At her recent talk at CIIS, Joanna Macy posed the following question: "How do you dare to give yourself to something when the outcome is uncertain?"
An apropos question, seeing as most of us there were some iteration of environmentalist/deep ecologist/Buddhist/spiritual seeker/nature lover/naturalist and we were there to hear her thoughts on what the hell we can do to stop the wholesale destruction of the planet. I'm sure many of us there had wondered, more than once, why we should even bother to continue the struggle when things can seem so bleak in the face of the Deep Horizon disaster or mountaintop mining or wolf slaughter or clear-cutting.
Her answer: "That's what brings us alive -- to go toward things that are uncertain."
She would know something about that in her line of work.
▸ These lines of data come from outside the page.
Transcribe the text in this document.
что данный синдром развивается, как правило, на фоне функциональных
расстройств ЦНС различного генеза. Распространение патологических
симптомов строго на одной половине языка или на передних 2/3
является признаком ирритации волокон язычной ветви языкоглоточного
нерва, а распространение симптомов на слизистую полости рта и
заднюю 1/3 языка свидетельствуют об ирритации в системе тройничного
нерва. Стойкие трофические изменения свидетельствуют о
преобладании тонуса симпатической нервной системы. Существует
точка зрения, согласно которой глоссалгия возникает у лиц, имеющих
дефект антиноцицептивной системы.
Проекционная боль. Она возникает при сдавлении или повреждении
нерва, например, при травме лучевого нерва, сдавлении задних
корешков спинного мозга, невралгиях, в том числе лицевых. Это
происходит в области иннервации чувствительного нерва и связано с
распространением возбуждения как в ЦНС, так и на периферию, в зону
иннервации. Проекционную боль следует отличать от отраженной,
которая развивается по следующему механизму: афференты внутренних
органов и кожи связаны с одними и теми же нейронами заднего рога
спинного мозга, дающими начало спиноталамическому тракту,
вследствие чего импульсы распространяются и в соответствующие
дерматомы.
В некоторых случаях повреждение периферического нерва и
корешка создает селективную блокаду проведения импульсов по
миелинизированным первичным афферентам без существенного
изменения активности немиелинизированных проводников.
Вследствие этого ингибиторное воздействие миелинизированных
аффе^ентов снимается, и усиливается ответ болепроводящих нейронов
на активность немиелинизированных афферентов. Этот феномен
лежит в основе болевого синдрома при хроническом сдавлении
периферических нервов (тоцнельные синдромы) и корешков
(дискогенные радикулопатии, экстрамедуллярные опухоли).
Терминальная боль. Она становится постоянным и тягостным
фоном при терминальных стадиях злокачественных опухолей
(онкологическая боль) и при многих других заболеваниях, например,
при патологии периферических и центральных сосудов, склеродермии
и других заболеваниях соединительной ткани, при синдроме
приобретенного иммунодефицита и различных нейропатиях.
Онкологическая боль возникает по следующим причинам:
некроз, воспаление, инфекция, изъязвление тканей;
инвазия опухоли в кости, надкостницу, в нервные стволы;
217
One of her main focuses is on the Great Turning, which she describes as the move from industrial growth society to "a life-sustaining civilization." There's no guarantee that the Great Turning will happen. Some might even argue it isn't going to happen and that we're heading toward something more like the "great unraveling." But Macy doesn't let the uncertainty stop her. The key here is that it enlivens her...and it enlivens all of us.
She spoke that night of "risking into life." Jumping in with both feet and not stopping to worry about the thousands of things that could go wrong. She said that without risk "we can't discover the full measure of our creativity or courage."
Let me just write that one more time: without risk, we can't discover the full measure of our creativity or courage. Take a moment to let that sink in.
This statement could apply to any aspect of our lives: love, a job search, a business endeavor, deciding where to live, deciding whether to take that trip to Fiji or Europe or Thailand. Without taking the risk, how can we know what we're made of? We have to ask ourselves, as my friend Cynthia would say, "How good can it get?"
So how do we get around the feeling that this is difficult, that bringing about the Great Turning (or a new relationship or a new job or a new life) is an insurmountable task?
By allowing. By surrendering. By letting go of our ideas of how it should look, should happen, should be.
"This work will feel like something coming through us...like grace. If that's our compass we don't have to struggle. The power comes through us," Macy said. "When we don't need to see the results of our actions, we're liberated. We can just act."